Decisões existentes em duas turmas do TST (1ª e 5ª) já consideraram que a Justiça do Trabalho não poderia resolver questões de cobrança de honorários de advogados e de profissionais autônomos da engenharia, arquitetura e medicina, quando a relação é de igualdade entre as partes, e não de subordinação. No entanto, o tema ainda é controverso e não foi pacificado no tribunal superior.

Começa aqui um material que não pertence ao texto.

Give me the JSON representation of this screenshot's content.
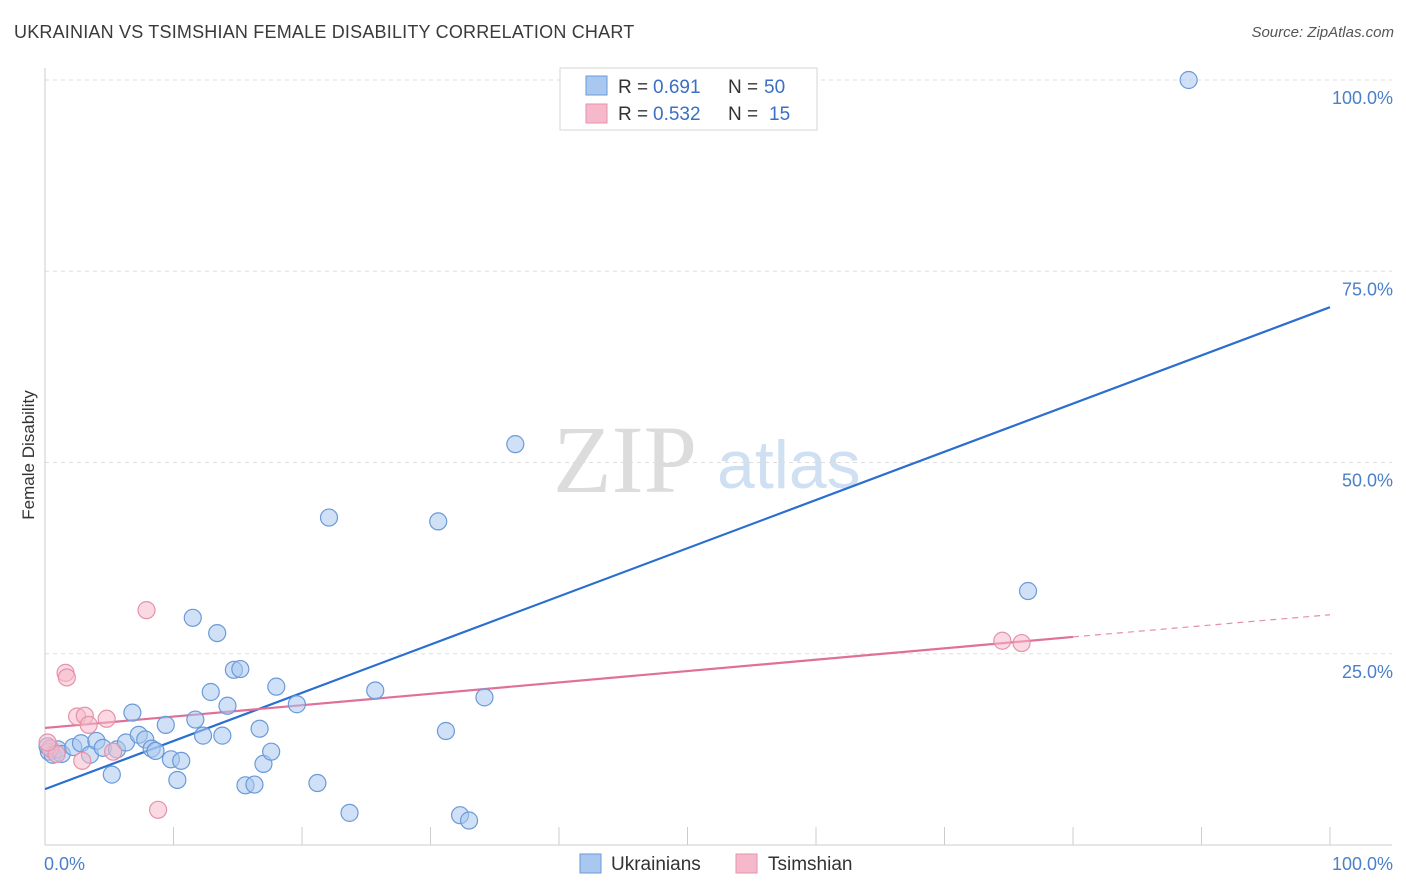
{
  "title": "UKRAINIAN VS TSIMSHIAN FEMALE DISABILITY CORRELATION CHART",
  "source": "Source: ZipAtlas.com",
  "watermark": {
    "zip": "ZIP",
    "atlas": "atlas"
  },
  "colors": {
    "blue_fill": "#a9c8f0",
    "blue_stroke": "#6a9ad8",
    "blue_line": "#2a6fd0",
    "pink_fill": "#f6b9cb",
    "pink_stroke": "#e592ac",
    "pink_line": "#e0709a",
    "grid": "#dddddd",
    "tick_label": "#4a7fc9"
  },
  "legend": {
    "rows": [
      {
        "r_label": "R =",
        "r_value": "0.691",
        "n_label": "N =",
        "n_value": "50"
      },
      {
        "r_label": "R =",
        "r_value": "0.532",
        "n_label": "N =",
        "n_value": "15"
      }
    ]
  },
  "bottom_legend": [
    "Ukrainians",
    "Tsimshian"
  ],
  "chart_data": {
    "type": "scatter",
    "title": "UKRAINIAN VS TSIMSHIAN FEMALE DISABILITY CORRELATION CHART",
    "xlabel": "",
    "ylabel": "Female Disability",
    "xlim": [
      0,
      100
    ],
    "ylim": [
      0,
      105
    ],
    "x_tick_labels": [
      "0.0%",
      "100.0%"
    ],
    "y_tick_labels": [
      "25.0%",
      "50.0%",
      "75.0%",
      "100.0%"
    ],
    "y_ticks": [
      25,
      50,
      75,
      100
    ],
    "series": [
      {
        "name": "Ukrainians",
        "R": 0.691,
        "N": 50,
        "points": [
          [
            0.3,
            12.2
          ],
          [
            0.6,
            11.8
          ],
          [
            1.0,
            12.5
          ],
          [
            1.3,
            11.9
          ],
          [
            2.2,
            12.8
          ],
          [
            2.8,
            13.3
          ],
          [
            3.5,
            11.8
          ],
          [
            4.0,
            13.6
          ],
          [
            4.5,
            12.7
          ],
          [
            5.2,
            9.2
          ],
          [
            5.6,
            12.5
          ],
          [
            6.3,
            13.4
          ],
          [
            6.8,
            17.3
          ],
          [
            7.3,
            14.4
          ],
          [
            7.8,
            13.8
          ],
          [
            8.3,
            12.6
          ],
          [
            8.6,
            12.3
          ],
          [
            9.4,
            15.7
          ],
          [
            9.8,
            11.2
          ],
          [
            10.3,
            8.5
          ],
          [
            10.6,
            11.0
          ],
          [
            11.5,
            29.7
          ],
          [
            11.7,
            16.4
          ],
          [
            12.3,
            14.3
          ],
          [
            12.9,
            20.0
          ],
          [
            13.4,
            27.7
          ],
          [
            13.8,
            14.3
          ],
          [
            14.2,
            18.2
          ],
          [
            14.7,
            22.9
          ],
          [
            15.2,
            23.0
          ],
          [
            15.6,
            7.8
          ],
          [
            16.3,
            7.9
          ],
          [
            16.7,
            15.2
          ],
          [
            17.0,
            10.6
          ],
          [
            17.6,
            12.2
          ],
          [
            18.0,
            20.7
          ],
          [
            19.6,
            18.4
          ],
          [
            21.2,
            8.1
          ],
          [
            22.1,
            42.8
          ],
          [
            23.7,
            4.2
          ],
          [
            25.7,
            20.2
          ],
          [
            30.6,
            42.3
          ],
          [
            31.2,
            14.9
          ],
          [
            32.3,
            3.9
          ],
          [
            33.0,
            3.2
          ],
          [
            34.2,
            19.3
          ],
          [
            36.6,
            52.4
          ],
          [
            76.5,
            33.2
          ],
          [
            89.0,
            100.0
          ],
          [
            0.2,
            12.9
          ]
        ],
        "trend": {
          "x": [
            0,
            100
          ],
          "y": [
            7.3,
            70.3
          ]
        }
      },
      {
        "name": "Tsimshian",
        "R": 0.532,
        "N": 15,
        "points": [
          [
            0.4,
            12.6
          ],
          [
            0.9,
            11.9
          ],
          [
            1.6,
            22.5
          ],
          [
            1.7,
            21.9
          ],
          [
            2.5,
            16.8
          ],
          [
            3.1,
            16.9
          ],
          [
            3.4,
            15.7
          ],
          [
            2.9,
            11.0
          ],
          [
            4.8,
            16.5
          ],
          [
            5.3,
            12.2
          ],
          [
            7.9,
            30.7
          ],
          [
            8.8,
            4.6
          ],
          [
            74.5,
            26.7
          ],
          [
            76.0,
            26.4
          ],
          [
            0.2,
            13.4
          ]
        ],
        "trend": {
          "x": [
            0,
            80
          ],
          "y": [
            15.3,
            27.2
          ],
          "dashed_to": [
            100,
            30.1
          ]
        }
      }
    ]
  }
}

O TRT da 3ª Região (Minas Gerais) é uma das Cortes que mais têm ampliado a competência da Justiça Trabalhista com base na Emenda 45. Os desembargadores da 4ª Turma já admitiram julgar, por exemplo, uma ação de cobrança de honorários de uma corretora de imóveis. Eles entenderam que, com a nova emenda, o objeto do direito do trabalho não se restringe mais ao vínculo de emprego, abrangendo, também, os conflitos gerados nas relações de trabalho.

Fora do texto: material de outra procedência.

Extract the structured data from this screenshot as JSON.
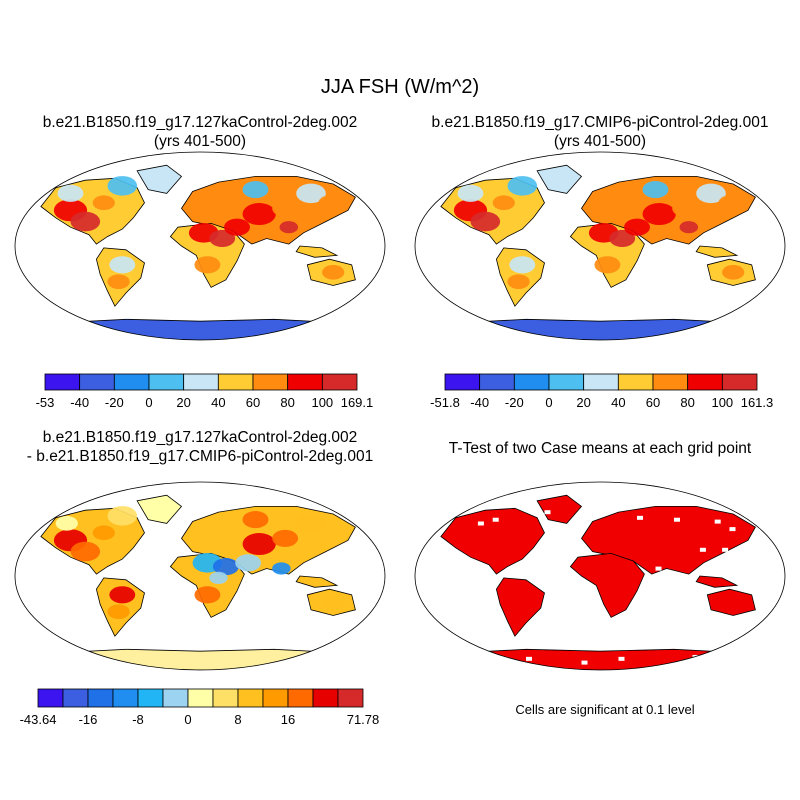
{
  "main_title": "JJA FSH (W/m^2)",
  "panels": [
    {
      "title_line1": "b.e21.B1850.f19_g17.127kaControl-2deg.002",
      "title_line2": "(yrs 401-500)"
    },
    {
      "title_line1": "b.e21.B1850.f19_g17.CMIP6-piControl-2deg.001",
      "title_line2": "(yrs 401-500)"
    },
    {
      "title_line1": "b.e21.B1850.f19_g17.127kaControl-2deg.002",
      "title_line2": "- b.e21.B1850.f19_g17.CMIP6-piControl-2deg.001"
    },
    {
      "title_line1": "T-Test of two Case means at each grid point",
      "title_line2": ""
    }
  ],
  "colorbars": [
    {
      "labels": [
        "-53",
        "-40",
        "-20",
        "0",
        "20",
        "40",
        "60",
        "80",
        "100",
        "169.1"
      ],
      "colors": [
        "#3b14f0",
        "#3b5fe0",
        "#1f8ef0",
        "#4dbff0",
        "#c8e6f5",
        "#ffcc33",
        "#ff8c10",
        "#f00000",
        "#d62a2a"
      ]
    },
    {
      "labels": [
        "-51.8",
        "-40",
        "-20",
        "0",
        "20",
        "40",
        "60",
        "80",
        "100",
        "161.3"
      ],
      "colors": [
        "#3b14f0",
        "#3b5fe0",
        "#1f8ef0",
        "#4dbff0",
        "#c8e6f5",
        "#ffcc33",
        "#ff8c10",
        "#f00000",
        "#d62a2a"
      ]
    },
    {
      "labels": [
        "-43.64",
        "",
        "-16",
        "",
        "-8",
        "",
        "0",
        "",
        "8",
        "",
        "16",
        "",
        "",
        "71.78"
      ],
      "colors": [
        "#3b14f0",
        "#3b5fe0",
        "#2070e8",
        "#1f8ef0",
        "#22b5f5",
        "#9bd3f0",
        "#ffffa8",
        "#ffe066",
        "#ffc020",
        "#ff9a00",
        "#ff6a00",
        "#e60000",
        "#d62a2a"
      ]
    }
  ],
  "significance_note": "Cells are significant at 0.1 level",
  "map_colors": {
    "ocean": "#ffffff",
    "coast": "#000000",
    "antarctica_abs": "#3b5fe0",
    "antarctica_diff": "#fff0a0",
    "significant": "#f00000"
  }
}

A 2º Turma do TRT mineiro também interpretou que caberia à Justiça do Trabalho julgar uma ação de prestação de contas movida por um filiado contra um sindicato. O sindicato, que tinha atuado como substituto processual em uma ação contra o filiado, estava sendo acusado de reter parte do seu crédito para pagamento de honorários advocatícios.

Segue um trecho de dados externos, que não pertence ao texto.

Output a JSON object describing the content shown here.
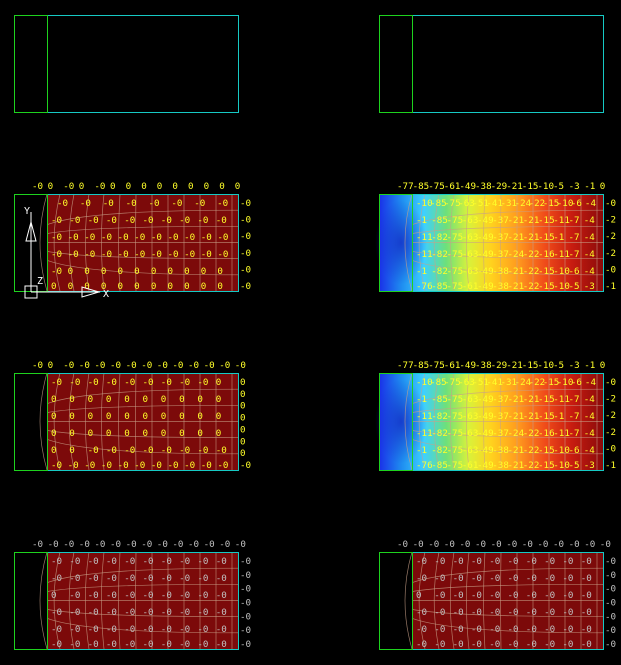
{
  "colors": {
    "background": "#000000",
    "outline": "#16c9c4",
    "support": "#1ed21e",
    "fill_uniform": "#7c0a0a",
    "mesh": "#c8a088",
    "label_yellow": "#ffff2a",
    "label_gray": "#c0c0c0",
    "axis": "#ffffff"
  },
  "axis_triad": {
    "x_label": "X",
    "y_label": "Y",
    "z_label": "Z"
  },
  "panels": [
    {
      "id": "row1-left",
      "style": "outline",
      "top_values": [],
      "right_values": [],
      "bottom_values": []
    },
    {
      "id": "row1-right",
      "style": "outline",
      "top_values": [],
      "right_values": [],
      "bottom_values": []
    },
    {
      "id": "row2-left",
      "style": "uniform",
      "label_color": "yellow",
      "top_values": [
        "-0",
        "0",
        "-0",
        "0",
        "-0",
        "0",
        "0",
        "0",
        "0",
        "0",
        "0",
        "0",
        "0",
        "0"
      ],
      "right_values": [
        "-0",
        "-0",
        "-0",
        "-0",
        "-0",
        "-0"
      ],
      "bottom_values": [],
      "interior_rows": [
        [
          "-0",
          "-0",
          "-0",
          "-0",
          "-0",
          "-0",
          "-0",
          "-0"
        ],
        [
          "-0",
          "-0",
          "-0",
          "-0",
          "-0",
          "-0",
          "-0",
          "-0",
          "-0",
          "-0"
        ],
        [
          "-0",
          "-0",
          "-0",
          "-0",
          "-0",
          "-0",
          "-0",
          "-0",
          "-0",
          "-0",
          "-0"
        ],
        [
          "-0",
          "-0",
          "-0",
          "-0",
          "-0",
          "-0",
          "-0",
          "-0",
          "-0",
          "-0",
          "-0"
        ],
        [
          "-0",
          "0",
          "0",
          "0",
          "0",
          "0",
          "0",
          "0",
          "0",
          "0",
          "0"
        ],
        [
          "0",
          "0",
          "0",
          "0",
          "0",
          "0",
          "0",
          "0",
          "0",
          "0",
          "0"
        ]
      ]
    },
    {
      "id": "row2-right",
      "style": "gradient",
      "label_color": "yellow",
      "top_values": [
        "-77",
        "-85",
        "-75",
        "-61",
        "-49",
        "-38",
        "-29",
        "-21",
        "-15",
        "-10",
        "-5",
        "-3",
        "-1",
        "0"
      ],
      "right_values": [
        "-0",
        "-2",
        "-2",
        "-2",
        "-0",
        "-1"
      ],
      "bottom_values": [],
      "interior_rows": [
        [
          "-10",
          "-85",
          "-75",
          "-63",
          "-51",
          "-41",
          "-31",
          "-24",
          "-22",
          "-15",
          "-10",
          "-6",
          "-4"
        ],
        [
          "-1",
          "-85",
          "-75",
          "-63",
          "-49",
          "-37",
          "-21",
          "-21",
          "-15",
          "-11",
          "-7",
          "-4"
        ],
        [
          "-11",
          "-82",
          "-75",
          "-63",
          "-49",
          "-37",
          "-21",
          "-21",
          "-15",
          "-1",
          "-7",
          "-4"
        ],
        [
          "-11",
          "-82",
          "-75",
          "-63",
          "-49",
          "-37",
          "-24",
          "-22",
          "-16",
          "-11",
          "-7",
          "-4"
        ],
        [
          "-1",
          "-82",
          "-75",
          "-63",
          "-49",
          "-38",
          "-21",
          "-22",
          "-15",
          "-10",
          "-6",
          "-4"
        ],
        [
          "-76",
          "-85",
          "-75",
          "-61",
          "-49",
          "-38",
          "-21",
          "-22",
          "-15",
          "-10",
          "-5",
          "-3"
        ]
      ]
    },
    {
      "id": "row3-left",
      "style": "uniform",
      "label_color": "yellow",
      "top_values": [
        "-0",
        "0",
        "-0",
        "-0",
        "-0",
        "-0",
        "-0",
        "-0",
        "-0",
        "-0",
        "-0",
        "-0",
        "-0",
        "-0"
      ],
      "right_values": [
        "0",
        "0",
        "0",
        "0",
        "0",
        "0",
        "0",
        "-0"
      ],
      "bottom_values": [],
      "interior_rows": [
        [
          "-0",
          "-0",
          "-0",
          "-0",
          "-0",
          "-0",
          "-0",
          "-0",
          "-0",
          "0"
        ],
        [
          "0",
          "0",
          "0",
          "0",
          "0",
          "0",
          "0",
          "0",
          "0",
          "0"
        ],
        [
          "0",
          "0",
          "0",
          "0",
          "0",
          "0",
          "0",
          "0",
          "0",
          "0"
        ],
        [
          "0",
          "0",
          "0",
          "0",
          "0",
          "0",
          "0",
          "0",
          "0",
          "0"
        ],
        [
          "0",
          "0",
          "-0",
          "-0",
          "-0",
          "-0",
          "-0",
          "-0",
          "-0",
          "-0"
        ],
        [
          "-0",
          "-0",
          "-0",
          "-0",
          "-0",
          "-0",
          "-0",
          "-0",
          "-0",
          "-0",
          "-0"
        ]
      ]
    },
    {
      "id": "row3-right",
      "style": "gradient",
      "label_color": "yellow",
      "top_values": [
        "-77",
        "-85",
        "-75",
        "-61",
        "-49",
        "-38",
        "-29",
        "-21",
        "-15",
        "-10",
        "-5",
        "-3",
        "-1",
        "0"
      ],
      "right_values": [
        "-0",
        "-2",
        "-2",
        "-2",
        "-0",
        "-1"
      ],
      "bottom_values": [],
      "interior_rows": [
        [
          "-10",
          "-85",
          "-75",
          "-63",
          "-51",
          "-41",
          "-31",
          "-24",
          "-22",
          "-15",
          "-10",
          "-6",
          "-4"
        ],
        [
          "-1",
          "-85",
          "-75",
          "-63",
          "-49",
          "-37",
          "-21",
          "-21",
          "-15",
          "-11",
          "-7",
          "-4"
        ],
        [
          "-11",
          "-82",
          "-75",
          "-63",
          "-49",
          "-37",
          "-21",
          "-21",
          "-15",
          "-1",
          "-7",
          "-4"
        ],
        [
          "-11",
          "-82",
          "-75",
          "-63",
          "-49",
          "-37",
          "-24",
          "-22",
          "-16",
          "-11",
          "-7",
          "-4"
        ],
        [
          "-1",
          "-82",
          "-75",
          "-63",
          "-49",
          "-38",
          "-21",
          "-22",
          "-15",
          "-10",
          "-6",
          "-4"
        ],
        [
          "-76",
          "-85",
          "-75",
          "-61",
          "-49",
          "-38",
          "-21",
          "-22",
          "-15",
          "-10",
          "-5",
          "-3"
        ]
      ]
    },
    {
      "id": "row4-left",
      "style": "uniform",
      "label_color": "gray",
      "top_values": [
        "-0",
        "-0",
        "-0",
        "-0",
        "-0",
        "-0",
        "-0",
        "-0",
        "-0",
        "-0",
        "-0",
        "-0",
        "-0",
        "-0"
      ],
      "right_values": [
        "-0",
        "-0",
        "-0",
        "-0",
        "-0",
        "-0",
        "-0"
      ],
      "bottom_values": [],
      "interior_rows": [
        [
          "-0",
          "-0",
          "-0",
          "-0",
          "-0",
          "-0",
          "-0",
          "-0",
          "-0",
          "-0"
        ],
        [
          "-0",
          "-0",
          "-0",
          "-0",
          "-0",
          "-0",
          "-0",
          "-0",
          "-0",
          "-0"
        ],
        [
          "0",
          "-0",
          "-0",
          "-0",
          "-0",
          "-0",
          "-0",
          "-0",
          "-0",
          "-0"
        ],
        [
          "-0",
          "-0",
          "-0",
          "-0",
          "-0",
          "-0",
          "-0",
          "-0",
          "-0",
          "-0"
        ],
        [
          "-0",
          "-0",
          "-0",
          "-0",
          "-0",
          "-0",
          "-0",
          "-0",
          "-0",
          "-0"
        ],
        [
          "-0",
          "-0",
          "-0",
          "-0",
          "-0",
          "-0",
          "-0",
          "-0",
          "-0",
          "-0"
        ]
      ]
    },
    {
      "id": "row4-right",
      "style": "uniform",
      "label_color": "gray",
      "top_values": [
        "-0",
        "-0",
        "-0",
        "-0",
        "-0",
        "-0",
        "-0",
        "-0",
        "-0",
        "-0",
        "-0",
        "-0",
        "-0",
        "-0"
      ],
      "right_values": [
        "-0",
        "-0",
        "-0",
        "-0",
        "-0",
        "-0",
        "-0"
      ],
      "bottom_values": [],
      "interior_rows": [
        [
          "-0",
          "-0",
          "-0",
          "-0",
          "-0",
          "-0",
          "-0",
          "-0",
          "-0",
          "-0"
        ],
        [
          "-0",
          "-0",
          "-0",
          "-0",
          "-0",
          "-0",
          "-0",
          "-0",
          "-0",
          "-0"
        ],
        [
          "0",
          "-0",
          "-0",
          "-0",
          "-0",
          "-0",
          "-0",
          "-0",
          "-0",
          "-0"
        ],
        [
          "-0",
          "-0",
          "-0",
          "-0",
          "-0",
          "-0",
          "-0",
          "-0",
          "-0",
          "-0"
        ],
        [
          "-0",
          "-0",
          "-0",
          "-0",
          "-0",
          "-0",
          "-0",
          "-0",
          "-0",
          "-0"
        ],
        [
          "-0",
          "-0",
          "-0",
          "-0",
          "-0",
          "-0",
          "-0",
          "-0",
          "-0",
          "-0"
        ]
      ]
    }
  ]
}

Um motorista de táxi conseguiu ter sua ação contra uma cooperativa admitida na 8ª Turma da Corte mineira. Na ação, ele alegava que teria sido impedido de exercer livremente suas atividades profissionais. Para o relator do recurso, desembargador Márcio Ribeiro do Valle, “formulado o pedido por pessoa física, é inequívoca a competência da Justiça do Trabalho para apreciar e julgar a demanda relativa ao pleito de indenização decorrente da controvérsia da relação de trabalho”.
A possibilidade de a Justiça Trabalhista analisar casos que envolvam relações de trabalho tem feito com que ela absorva uma demanda que seria da esfera cível, na opinião do advogado trabalhista Otávio Albrecht, sócio do Palópoli Advogados Associados. Sem definições, ele afirma que advogados têm entrado com ações na Justiça do Trabalho por ser mais rápida e ter a fama de favorecer os reclamantes. Para o advogado Marcos Alencar, no entanto, o TST acertou ao condenar o Walmart, já que é diretamente beneficiado pelo trabalho da promotora de vendas. No entanto, ele afirma que há casos em que a Justiça tem exagerado ao interpretar o que seria essa relação de trabalho.